The numbers speak for themselves: an experienced specialist often needs 30 to 60 minutes to precisely measure just 100 particles. Scaled up across a full test series, this creates costs and time losses that are barely sustainable in modern production. Regulatory requirements make the problem worse, since safety assessments require a minimum number of particle detections (> 1,000) for statistical significance. Objectivity also suffers, since results can vary from employee to employee.
First Automation: Classic Image Processing Methods
To replace manual work, rule-based algorithms have been developed over decades. These follow a fixed logic and use tools such as:
- Preprocessing: Background subtraction and various filtering methods reduce noise.
- Isolation: Objects are isolated from the background using thresholding or edge detection.
- Shape optimization: Morphological operations (such as erosion and dilation) smooth particle edges, while contour estimation mathematically describes the outer shape.
- Separation: More complex approaches such as the watershed transform, concave point segmentation, or superpixel segmentation attempt to isolate touching particles from one another.
The Solution of the Future: AI-Based Object Detection
This is where artificial intelligence (AI) comes in. Unlike rigid, pixel-based logic, a neural network learns from examples.
- Leveraging intelligence: The AI recognizes particles even at extremely high densities or heavy noise because it recognizes complex patterns. It can be taught particle characteristics.
- Time savings: The effort of initial training or calibrating the AI pays off quickly.

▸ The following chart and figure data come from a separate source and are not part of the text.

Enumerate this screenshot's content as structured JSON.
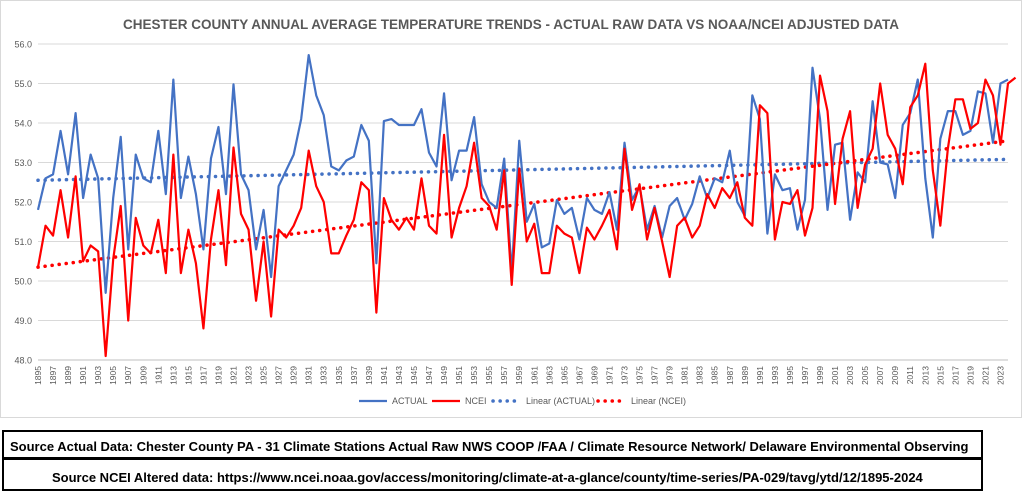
{
  "chart_data": {
    "type": "line",
    "title": "CHESTER COUNTY ANNUAL AVERAGE TEMPERATURE TRENDS - ACTUAL RAW DATA VS NOAA/NCEI ADJUSTED DATA",
    "xlabel": "",
    "ylabel": "",
    "ylim": [
      48.0,
      56.0
    ],
    "y_ticks": [
      "48.0",
      "49.0",
      "50.0",
      "51.0",
      "52.0",
      "53.0",
      "54.0",
      "55.0",
      "56.0"
    ],
    "x_ticks": [
      "1895",
      "1897",
      "1899",
      "1901",
      "1903",
      "1905",
      "1907",
      "1909",
      "1911",
      "1913",
      "1915",
      "1917",
      "1919",
      "1921",
      "1923",
      "1925",
      "1927",
      "1929",
      "1931",
      "1933",
      "1935",
      "1937",
      "1939",
      "1941",
      "1943",
      "1945",
      "1947",
      "1949",
      "1951",
      "1953",
      "1955",
      "1957",
      "1959",
      "1961",
      "1963",
      "1965",
      "1967",
      "1969",
      "1971",
      "1973",
      "1975",
      "1977",
      "1979",
      "1981",
      "1983",
      "1985",
      "1987",
      "1989",
      "1991",
      "1993",
      "1995",
      "1997",
      "1999",
      "2001",
      "2003",
      "2005",
      "2007",
      "2009",
      "2011",
      "2013",
      "2015",
      "2017",
      "2019",
      "2021",
      "2023"
    ],
    "x_start": 1895,
    "x_end": 2024,
    "grid": true,
    "legend_position": "bottom",
    "series": [
      {
        "name": "ACTUAL",
        "color": "#4472C4",
        "style": "solid",
        "values": [
          51.8,
          52.6,
          52.7,
          53.8,
          52.7,
          54.25,
          52.1,
          53.2,
          52.6,
          49.7,
          52.1,
          53.65,
          50.8,
          53.2,
          52.6,
          52.5,
          53.8,
          52.2,
          55.1,
          52.1,
          53.15,
          52.2,
          50.8,
          53.1,
          53.9,
          52.2,
          54.98,
          52.7,
          52.3,
          50.8,
          51.8,
          50.1,
          52.4,
          52.8,
          53.2,
          54.1,
          55.72,
          54.7,
          54.2,
          52.9,
          52.8,
          53.05,
          53.15,
          53.95,
          53.55,
          50.45,
          54.05,
          54.1,
          53.95,
          53.95,
          53.95,
          54.35,
          53.25,
          52.9,
          54.75,
          52.55,
          53.3,
          53.3,
          54.15,
          52.45,
          52.0,
          51.85,
          53.1,
          50.2,
          53.55,
          51.5,
          51.95,
          50.85,
          50.95,
          52.05,
          51.7,
          51.85,
          51.05,
          52.1,
          51.8,
          51.7,
          52.25,
          51.3,
          53.5,
          52.05,
          52.4,
          51.3,
          51.9,
          51.1,
          51.9,
          52.1,
          51.55,
          51.95,
          52.65,
          52.1,
          52.6,
          52.5,
          53.3,
          52.0,
          51.65,
          54.7,
          54.1,
          51.2,
          52.7,
          52.3,
          52.35,
          51.3,
          52.05,
          55.4,
          54.1,
          51.8,
          53.45,
          53.5,
          51.55,
          52.75,
          52.5,
          54.55,
          53.0,
          52.95,
          52.1,
          53.95,
          54.25,
          55.1,
          52.6,
          51.1,
          53.6,
          54.3,
          54.3,
          53.7,
          53.8,
          54.8,
          54.75,
          53.5,
          55.0,
          55.1
        ]
      },
      {
        "name": "NCEI",
        "color": "#FF0000",
        "style": "solid",
        "values": [
          50.35,
          51.4,
          51.15,
          52.3,
          51.1,
          52.65,
          50.5,
          50.9,
          50.75,
          48.1,
          50.55,
          51.9,
          49.0,
          51.6,
          50.9,
          50.7,
          51.55,
          50.2,
          53.2,
          50.2,
          51.3,
          50.45,
          48.8,
          51.05,
          52.3,
          50.4,
          53.38,
          51.7,
          51.3,
          49.5,
          51.0,
          49.1,
          51.3,
          51.1,
          51.4,
          51.85,
          53.3,
          52.4,
          52.0,
          50.7,
          50.7,
          51.15,
          51.55,
          52.5,
          52.3,
          49.2,
          52.1,
          51.55,
          51.3,
          51.6,
          51.3,
          52.6,
          51.4,
          51.2,
          53.7,
          51.1,
          51.85,
          52.4,
          53.5,
          52.1,
          51.9,
          51.3,
          52.8,
          49.9,
          52.85,
          51.0,
          51.45,
          50.2,
          50.2,
          51.4,
          51.2,
          51.1,
          50.2,
          51.35,
          51.05,
          51.4,
          51.8,
          50.8,
          53.35,
          51.8,
          52.45,
          51.05,
          51.85,
          51.0,
          50.1,
          51.4,
          51.6,
          51.1,
          51.4,
          52.2,
          51.85,
          52.35,
          52.1,
          52.5,
          51.6,
          51.4,
          54.45,
          54.25,
          51.05,
          52.0,
          51.95,
          52.3,
          51.15,
          51.85,
          55.2,
          54.3,
          51.95,
          53.6,
          54.3,
          51.85,
          52.95,
          53.35,
          55.0,
          53.7,
          53.35,
          52.45,
          54.4,
          54.7,
          55.5,
          52.8,
          51.4,
          53.35,
          54.6,
          54.6,
          53.85,
          54.0,
          55.1,
          54.7,
          53.45,
          55.0,
          55.15
        ]
      },
      {
        "name": "Linear (ACTUAL)",
        "color": "#4472C4",
        "style": "dotted",
        "trend_of": "ACTUAL",
        "endpoints": [
          52.55,
          53.08
        ]
      },
      {
        "name": "Linear (NCEI)",
        "color": "#FF0000",
        "style": "dotted",
        "trend_of": "NCEI",
        "endpoints": [
          50.35,
          53.55
        ]
      }
    ]
  },
  "sources": {
    "actual": "Source Actual Data: Chester County PA - 31 Climate Stations Actual Raw NWS COOP /FAA / Climate Resource Network/ Delaware Environmental Observing System",
    "ncei": "Source NCEI Altered data:  https://www.ncei.noaa.gov/access/monitoring/climate-at-a-glance/county/time-series/PA-029/tavg/ytd/12/1895-2024"
  }
}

While classic algorithms must be laboriously "tuned" manually for every new product, a well-trained AI flexibly adapts to new conditions.
- Optimizing training: Yes, AI needs data initially. But modern tools already use pretrained models that massively accelerate this process. The output is a fully automated analysis in real time.
Conclusion: Efficiency Through Intelligent Automation
The era of manual evaluation and unstable "makeshift solutions" with classic algorithms is coming to an end. For companies that truly want to understand particle processes and also implement inline technologies, AI is a prerequisite for scalability.